Ben Laurie at Links.org has written a brief paper about managing consensus between nodes in the Bitcoin network.

The comments on his short paper are far more interesting than the paper itself:

Here’s a great one from Eric Yu, where he discusses the impossibility of someone overpowering the computing power of Bitcoin miners as it relates to our current nation-backed currency system:

The problem with Bitcoin miners not having the majority of the world’s hashing power applies to all national currencies as well (in a slightly different way of course). No country today could resist an invasion by a coalition of the rest of the world, and that coalition could easily abolish its currency. There are many reasons why this doesn’t happen, of course, and a lot of them are relevant to Bitcoin too.

(1) Nobody cares about anyone’s currency enough to go to war about it, (2) Against powerful countries, weaker countries would face a coordination problem – if Nicaragua and Honduras wanted to attack the U.S., they would have a hard time getting anyone to join them, because any coalition with just one more country would still be too weak.
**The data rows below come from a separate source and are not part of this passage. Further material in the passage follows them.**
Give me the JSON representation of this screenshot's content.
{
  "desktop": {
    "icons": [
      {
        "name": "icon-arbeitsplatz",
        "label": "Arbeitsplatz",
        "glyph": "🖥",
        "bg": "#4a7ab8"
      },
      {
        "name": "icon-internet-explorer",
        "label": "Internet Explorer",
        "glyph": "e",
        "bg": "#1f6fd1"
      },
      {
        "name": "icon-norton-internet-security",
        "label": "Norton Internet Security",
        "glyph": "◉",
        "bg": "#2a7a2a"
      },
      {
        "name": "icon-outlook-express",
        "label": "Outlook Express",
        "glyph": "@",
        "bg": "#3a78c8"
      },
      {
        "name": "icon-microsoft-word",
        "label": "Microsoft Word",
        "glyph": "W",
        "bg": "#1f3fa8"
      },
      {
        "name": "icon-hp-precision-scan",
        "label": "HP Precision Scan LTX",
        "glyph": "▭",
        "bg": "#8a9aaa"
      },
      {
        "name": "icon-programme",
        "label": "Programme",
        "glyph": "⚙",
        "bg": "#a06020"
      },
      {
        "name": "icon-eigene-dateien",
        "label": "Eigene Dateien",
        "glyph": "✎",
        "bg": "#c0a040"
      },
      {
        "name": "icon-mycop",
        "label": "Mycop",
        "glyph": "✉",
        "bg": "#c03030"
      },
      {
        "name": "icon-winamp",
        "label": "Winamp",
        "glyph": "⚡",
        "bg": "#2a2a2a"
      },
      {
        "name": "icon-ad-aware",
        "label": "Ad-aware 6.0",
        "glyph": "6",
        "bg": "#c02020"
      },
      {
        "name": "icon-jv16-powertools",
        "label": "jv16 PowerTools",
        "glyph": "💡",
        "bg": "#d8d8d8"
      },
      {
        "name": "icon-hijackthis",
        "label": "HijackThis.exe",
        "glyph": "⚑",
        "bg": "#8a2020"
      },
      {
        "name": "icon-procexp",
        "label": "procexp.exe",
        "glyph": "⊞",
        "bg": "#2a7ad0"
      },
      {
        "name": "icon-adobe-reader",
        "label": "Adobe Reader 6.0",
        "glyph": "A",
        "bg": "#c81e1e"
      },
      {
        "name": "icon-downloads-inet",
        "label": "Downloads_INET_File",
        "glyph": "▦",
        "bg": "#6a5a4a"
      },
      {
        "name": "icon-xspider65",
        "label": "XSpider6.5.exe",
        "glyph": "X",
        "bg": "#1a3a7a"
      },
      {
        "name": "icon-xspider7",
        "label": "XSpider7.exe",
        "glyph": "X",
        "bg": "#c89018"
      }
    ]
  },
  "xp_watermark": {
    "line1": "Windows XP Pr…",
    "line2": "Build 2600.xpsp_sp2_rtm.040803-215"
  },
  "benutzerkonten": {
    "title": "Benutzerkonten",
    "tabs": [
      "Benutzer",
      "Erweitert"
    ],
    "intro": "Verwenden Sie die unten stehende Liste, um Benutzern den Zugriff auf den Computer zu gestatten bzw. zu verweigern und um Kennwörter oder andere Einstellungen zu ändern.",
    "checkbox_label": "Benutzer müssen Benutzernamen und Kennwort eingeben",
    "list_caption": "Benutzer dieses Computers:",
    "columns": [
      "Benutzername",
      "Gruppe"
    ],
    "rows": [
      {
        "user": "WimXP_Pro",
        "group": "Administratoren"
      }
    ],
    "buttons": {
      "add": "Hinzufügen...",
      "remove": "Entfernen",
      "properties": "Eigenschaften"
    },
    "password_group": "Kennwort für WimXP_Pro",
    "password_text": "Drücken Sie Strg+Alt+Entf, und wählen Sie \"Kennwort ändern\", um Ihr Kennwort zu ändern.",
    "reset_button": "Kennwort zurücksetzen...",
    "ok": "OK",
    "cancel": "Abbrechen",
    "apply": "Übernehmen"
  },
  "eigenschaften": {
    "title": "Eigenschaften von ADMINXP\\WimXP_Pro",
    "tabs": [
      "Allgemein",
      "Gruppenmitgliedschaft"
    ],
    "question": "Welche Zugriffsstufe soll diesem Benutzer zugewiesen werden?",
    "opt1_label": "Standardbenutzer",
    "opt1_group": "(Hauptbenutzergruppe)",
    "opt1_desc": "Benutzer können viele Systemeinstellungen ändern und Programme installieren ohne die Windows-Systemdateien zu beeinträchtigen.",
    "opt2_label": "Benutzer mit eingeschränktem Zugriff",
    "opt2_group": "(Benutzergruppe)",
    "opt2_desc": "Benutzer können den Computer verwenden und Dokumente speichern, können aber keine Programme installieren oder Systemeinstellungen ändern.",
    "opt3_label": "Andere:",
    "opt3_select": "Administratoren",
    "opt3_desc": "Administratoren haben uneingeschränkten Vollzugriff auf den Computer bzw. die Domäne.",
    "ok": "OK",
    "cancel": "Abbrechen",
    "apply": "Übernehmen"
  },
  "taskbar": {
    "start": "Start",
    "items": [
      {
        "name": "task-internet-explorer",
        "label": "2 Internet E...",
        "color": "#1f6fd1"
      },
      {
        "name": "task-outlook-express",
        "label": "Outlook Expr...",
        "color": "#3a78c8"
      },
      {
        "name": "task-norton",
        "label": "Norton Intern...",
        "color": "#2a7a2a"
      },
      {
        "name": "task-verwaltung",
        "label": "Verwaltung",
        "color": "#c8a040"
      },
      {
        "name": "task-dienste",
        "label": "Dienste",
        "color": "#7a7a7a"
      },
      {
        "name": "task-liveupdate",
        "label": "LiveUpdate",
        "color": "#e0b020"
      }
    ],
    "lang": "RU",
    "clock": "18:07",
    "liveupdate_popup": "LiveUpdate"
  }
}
With Bitcoin, the equivalent of (1) is that any group that had the resources to do that would gain much more from mining Bitcoins, and (2) probably no single group can out-compute the Bitcoin network right now — it has more computing power than the top 500 supercomputers combined. While your point makes sense, it is unlikely to be a practical problem for Bitcoin, just as a foreign invasion is unlikely to be a problem for the U.S. dollar, the euro, the yuan, etc.